28.05.02

28.5.2002: Erster Freiburger Tag der ethischen und ökologischen Geldanlage: Ökologische Geldanlage bietet Rendite ohne Reue

Beim Ersten Freiburger Tag der ethischen und ökologischen Geldanlage fanden Anleger Angebote, die der Börsenkrise trotzen und der Umwelt nutzen.
"Ökologische Geldanlagen fahren gute Renditen ein. Wer sein Kapital mit Ansprüchen an Nachhaltigkeit, Umwelt und Ethik investiert, der muss nicht auf Verzinsung verzichten." Das stellten übereinstimmend Redner des Kongresses "Zukunftssicher investieren" fest, der zum "Ersten Freiburger Tag der ethischen & ökologischen Geldanlage" am Wochenende in der katholischen Akademie in Freiburg stattfand.

"Nachhaltige Aktienfonds haben in der Vergangenheit gezeigt, dass sie bei gleicher Wertentwicklung sogar weniger riskant sind als konventionelle", stellte etwa Andreas Knörzer fest, Direktor bei der Basler Bank Sarasin. Bestätigung erhielt er von unabhängiger Seite: Peter Grieble, Finanzexperte bei Verbraucherzentrale Baden-Württemberg, erklärte: "Zahlreiche wissenschaftliche Untersuchungen haben in der letzten Zeit belegt, wie ertragsstark ökologische Geldanlagen sein können." Zwar gebe es auch unter den grünen Anbietern schwarze Schafe, aber deren Anteil sei prozentual nicht höher als im üblichen Anlagemarkt.

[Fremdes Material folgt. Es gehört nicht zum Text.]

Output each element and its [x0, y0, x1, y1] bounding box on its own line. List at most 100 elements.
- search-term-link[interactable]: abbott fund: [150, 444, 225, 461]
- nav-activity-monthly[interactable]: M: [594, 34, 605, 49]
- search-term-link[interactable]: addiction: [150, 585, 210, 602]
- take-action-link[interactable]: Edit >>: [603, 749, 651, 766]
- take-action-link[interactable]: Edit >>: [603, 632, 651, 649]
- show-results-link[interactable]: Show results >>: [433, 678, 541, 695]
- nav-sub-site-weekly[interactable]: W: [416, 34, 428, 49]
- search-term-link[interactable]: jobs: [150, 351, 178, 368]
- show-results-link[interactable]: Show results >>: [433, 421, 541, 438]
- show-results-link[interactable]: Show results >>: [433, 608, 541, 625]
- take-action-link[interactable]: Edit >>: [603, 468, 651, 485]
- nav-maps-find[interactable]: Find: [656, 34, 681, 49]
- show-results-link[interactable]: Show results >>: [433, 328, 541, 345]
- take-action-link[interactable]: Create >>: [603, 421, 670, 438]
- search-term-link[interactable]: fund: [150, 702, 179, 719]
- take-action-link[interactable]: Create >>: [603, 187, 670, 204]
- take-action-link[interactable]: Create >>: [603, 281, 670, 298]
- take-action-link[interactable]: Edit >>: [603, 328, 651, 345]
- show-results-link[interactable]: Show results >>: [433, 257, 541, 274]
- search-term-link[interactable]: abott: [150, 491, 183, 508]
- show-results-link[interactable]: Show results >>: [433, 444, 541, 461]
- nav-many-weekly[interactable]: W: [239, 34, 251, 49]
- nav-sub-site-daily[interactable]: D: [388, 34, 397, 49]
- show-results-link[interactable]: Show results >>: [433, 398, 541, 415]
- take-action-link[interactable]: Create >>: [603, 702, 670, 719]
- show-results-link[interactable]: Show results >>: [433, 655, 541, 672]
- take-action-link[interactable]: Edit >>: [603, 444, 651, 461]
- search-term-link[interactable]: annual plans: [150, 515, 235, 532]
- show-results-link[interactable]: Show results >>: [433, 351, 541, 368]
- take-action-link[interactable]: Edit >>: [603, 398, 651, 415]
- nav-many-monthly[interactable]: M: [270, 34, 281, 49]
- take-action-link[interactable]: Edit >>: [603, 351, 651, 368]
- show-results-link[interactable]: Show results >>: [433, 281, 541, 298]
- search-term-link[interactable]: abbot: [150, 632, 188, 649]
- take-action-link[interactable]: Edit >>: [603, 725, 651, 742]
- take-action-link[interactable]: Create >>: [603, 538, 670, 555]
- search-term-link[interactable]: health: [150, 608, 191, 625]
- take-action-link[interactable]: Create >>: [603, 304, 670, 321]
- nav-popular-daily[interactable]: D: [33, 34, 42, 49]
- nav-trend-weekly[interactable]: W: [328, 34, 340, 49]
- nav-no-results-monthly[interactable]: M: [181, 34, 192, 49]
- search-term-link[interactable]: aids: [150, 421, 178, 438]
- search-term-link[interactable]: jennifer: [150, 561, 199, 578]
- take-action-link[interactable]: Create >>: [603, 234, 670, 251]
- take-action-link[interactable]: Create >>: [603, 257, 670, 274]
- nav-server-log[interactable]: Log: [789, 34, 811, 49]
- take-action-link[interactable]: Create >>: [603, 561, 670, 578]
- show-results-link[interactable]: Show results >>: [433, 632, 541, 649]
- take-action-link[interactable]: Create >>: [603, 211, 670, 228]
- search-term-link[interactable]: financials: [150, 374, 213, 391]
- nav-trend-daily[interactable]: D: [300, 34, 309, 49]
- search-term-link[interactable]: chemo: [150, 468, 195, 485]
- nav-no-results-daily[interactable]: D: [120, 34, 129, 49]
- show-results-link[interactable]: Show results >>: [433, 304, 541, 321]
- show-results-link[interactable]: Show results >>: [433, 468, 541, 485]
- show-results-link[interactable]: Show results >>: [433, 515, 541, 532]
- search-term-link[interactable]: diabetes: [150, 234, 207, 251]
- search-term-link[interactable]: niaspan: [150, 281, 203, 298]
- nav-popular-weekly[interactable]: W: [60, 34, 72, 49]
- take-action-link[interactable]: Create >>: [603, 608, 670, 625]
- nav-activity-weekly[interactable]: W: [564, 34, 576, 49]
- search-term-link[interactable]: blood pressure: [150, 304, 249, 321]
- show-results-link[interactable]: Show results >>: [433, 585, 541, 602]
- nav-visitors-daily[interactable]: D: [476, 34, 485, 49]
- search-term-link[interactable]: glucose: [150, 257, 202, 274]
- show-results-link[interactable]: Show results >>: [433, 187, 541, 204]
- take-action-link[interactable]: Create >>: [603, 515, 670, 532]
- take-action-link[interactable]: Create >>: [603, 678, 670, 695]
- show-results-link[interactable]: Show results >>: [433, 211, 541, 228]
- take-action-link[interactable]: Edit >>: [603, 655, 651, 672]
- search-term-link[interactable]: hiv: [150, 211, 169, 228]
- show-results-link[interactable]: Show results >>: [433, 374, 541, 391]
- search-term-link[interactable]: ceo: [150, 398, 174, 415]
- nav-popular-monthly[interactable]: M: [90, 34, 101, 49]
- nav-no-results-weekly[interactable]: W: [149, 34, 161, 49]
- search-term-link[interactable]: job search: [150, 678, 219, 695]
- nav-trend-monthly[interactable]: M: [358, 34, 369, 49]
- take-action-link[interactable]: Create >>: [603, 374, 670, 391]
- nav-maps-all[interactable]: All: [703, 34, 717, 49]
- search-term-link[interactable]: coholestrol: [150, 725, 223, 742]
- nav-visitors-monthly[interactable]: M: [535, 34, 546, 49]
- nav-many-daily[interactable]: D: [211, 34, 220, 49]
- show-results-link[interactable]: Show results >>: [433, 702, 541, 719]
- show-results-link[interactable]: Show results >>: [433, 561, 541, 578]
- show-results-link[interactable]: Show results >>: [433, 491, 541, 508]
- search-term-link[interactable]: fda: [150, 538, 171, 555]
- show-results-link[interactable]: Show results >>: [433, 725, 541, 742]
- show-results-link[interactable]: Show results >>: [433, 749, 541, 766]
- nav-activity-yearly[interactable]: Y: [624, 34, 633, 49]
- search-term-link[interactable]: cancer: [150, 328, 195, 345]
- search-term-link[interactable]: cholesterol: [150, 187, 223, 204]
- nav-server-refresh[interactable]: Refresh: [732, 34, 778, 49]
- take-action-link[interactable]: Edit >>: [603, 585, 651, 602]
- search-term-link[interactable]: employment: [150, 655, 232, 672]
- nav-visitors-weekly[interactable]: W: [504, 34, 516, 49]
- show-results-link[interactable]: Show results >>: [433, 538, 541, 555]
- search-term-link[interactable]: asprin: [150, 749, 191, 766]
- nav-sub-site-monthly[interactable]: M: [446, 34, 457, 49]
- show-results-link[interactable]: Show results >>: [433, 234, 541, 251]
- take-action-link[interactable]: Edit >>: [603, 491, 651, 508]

Den Besuchern aus Freiburg, dem Umland, aber auch Bayern und der Schweiz präsentierten sich auch Pionierunternehmen aus dem Bereich des Grünen Geldes: Etwa Das Grüne Emissionshaus aus Freiburg, ein Windfondsanbieter, der bundesweit mehr Projekte verwirklicht hat als einige seiner an der Börse notierten Konkurrenten und zur deutschen Marktspitze zählt. Oder die ethisch-ökologisch orientierte GLS Gemeinschaftsbank aus Bochum, die bereits seit 1974 Projekte im ökologischen und sozialen Bereich durch günstige Kredite und Stiftungen unterstützt. Ihr Sprecher Christof Lützel kündigte an, seine Bank werde demnächst in Freiburg eine Filiale eröffnen. Jochen Mösslein, Vorstand der Freiburger Risikokapitalgesellschaft Venture Invest AG, mahnte, Zukunftssicherheit bei Arbeitsplätzen sei nur zu gewährleisten, wenn jetzt in kleine, nachhaltige Gründerunternehmen investiert würde.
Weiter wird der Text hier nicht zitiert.